What to believe?

iVillage Member
Registered: 07-01-2005
What to believe?
1
Sun, 12-03-2006 - 7:43pm

Hello all!
I am in a very crazy situation. I've been seeing this guy for about two months now. We met online, and hit it off right away. However, because of previous experiences with men I dated who weren't on the up and up, I decided to take things really slowly. The guy and I have never had sex, because I wanted to make sure that he was a genuine person. Anyhow, things have been good over the past few months. He had even expressed that he was falling in love with me...(he did say it a bit sooner than I expected...)Well, he had begun to grow on me more and more; I had reached the point recently where I began to really fall for him. I know that two months is quick...this is why I was still cautious.

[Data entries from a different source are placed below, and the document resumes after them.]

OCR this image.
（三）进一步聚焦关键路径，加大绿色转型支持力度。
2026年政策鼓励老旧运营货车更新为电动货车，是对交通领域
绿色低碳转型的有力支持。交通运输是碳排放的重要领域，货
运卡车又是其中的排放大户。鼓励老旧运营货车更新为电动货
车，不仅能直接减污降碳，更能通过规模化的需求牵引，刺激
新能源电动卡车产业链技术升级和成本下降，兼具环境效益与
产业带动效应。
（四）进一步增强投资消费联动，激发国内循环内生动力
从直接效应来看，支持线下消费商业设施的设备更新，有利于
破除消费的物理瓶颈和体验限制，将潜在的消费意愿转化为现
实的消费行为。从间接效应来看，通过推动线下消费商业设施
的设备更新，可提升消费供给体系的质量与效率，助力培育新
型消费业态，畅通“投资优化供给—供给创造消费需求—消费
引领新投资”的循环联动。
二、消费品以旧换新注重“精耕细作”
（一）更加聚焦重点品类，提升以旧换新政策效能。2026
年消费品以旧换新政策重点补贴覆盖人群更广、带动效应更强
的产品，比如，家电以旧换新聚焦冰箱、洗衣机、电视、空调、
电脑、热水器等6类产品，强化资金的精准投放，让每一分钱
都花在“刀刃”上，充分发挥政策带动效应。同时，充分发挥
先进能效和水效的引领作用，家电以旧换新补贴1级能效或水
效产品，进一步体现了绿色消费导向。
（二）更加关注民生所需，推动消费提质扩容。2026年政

Well, this morning, I get a MySpace message (I met him on MySpace) from a woman who claims that she's his girlfriend and that he is cheating on her with me and that he cheats regularly. She told me that he is a con man who gets women to fall for his schemes. Needless to say, I was upset...I calmed down and I called him to confront him about it. He said that it wasn't true (as if he'd say anything else if it were). In hindsight, I wish I had investigated more before doing that. Let me tell you why I called him so quickly: ALMOST THE EXACT SAME THING HAPPENED TO ME WITH MY EX!!! Except, it was my ex's wife who called...he said she was his ex-wife who hated him and didn't want him to be happy...I believed him and tried to make it work; however, we broke up shortly after that because I couldn't trust him. So, why is this happening to me again? I'm a good person and I don't deserve to be hurt like this.
Anyway, the guy I'm seeing (or was seeing up until today) said that this woman is his son's mother and she made up this story because he wouldn't give in to the advances she's made on him; he says she's been trying to sleep with him. He didn't want to, so she decided to say all these things (some of the things she said about him are really serious; I won't mention them on here). She basically called him a liar and a cheater. Is it possible that she'd make up this elaborate lie? Do people really do this? She told me that she knows where he is when he isn't with me and that he was with four different women last month. How could she know all this if it wasn't true?
Now, I can't stop crying...and I don't know why. I didn't have sex with him...however, I really cared for him. I feel like an idiot because I keep emailing him...what for? Although he denies that what she said is true, he isn't making much effort to try to convince me of it. It's almost like he's indignant with me for questioning it. Has this ever happened to anyone? Have you ever been lied to several times and just when you think you've met someone good, it happens again? This has happened to me four times in the last two years!!! I can't take it anymore!!
What do I do to get over this?

Avatar for northwestwanderer
iVillage Member
Registered: 03-26-2003
In reply to: mali2579
Sun, 12-03-2006 - 9:54pm

Of course it's possible that she made all or some of it up. Anything's possible...people do some really weird things (and of course the obvious question is, if she knows all this bad stuff about him, why is she with him?). But given that he's not trying very hard to convince you that the things she said aren't true and is annoyed with you for asking questions about it, I'd definitely be wondering what the truth was.

And yes, I've had the bad fortune to be involved with two liars in a row...it definitely does a number on you. That's why I'm extra cautious now to not get involved with people who lie in their profile or with people who are not consistent with their words and actions. But if someone is a really good liar, it can be hard to protect yourself, even if you're cautious.

A couple books I found helpful in the aftermath of dealing with the liars I was involved in are "When Your Lover is a Liar" by Susan Forward and "101 Lies Men Tell Women" by Dory Hollander.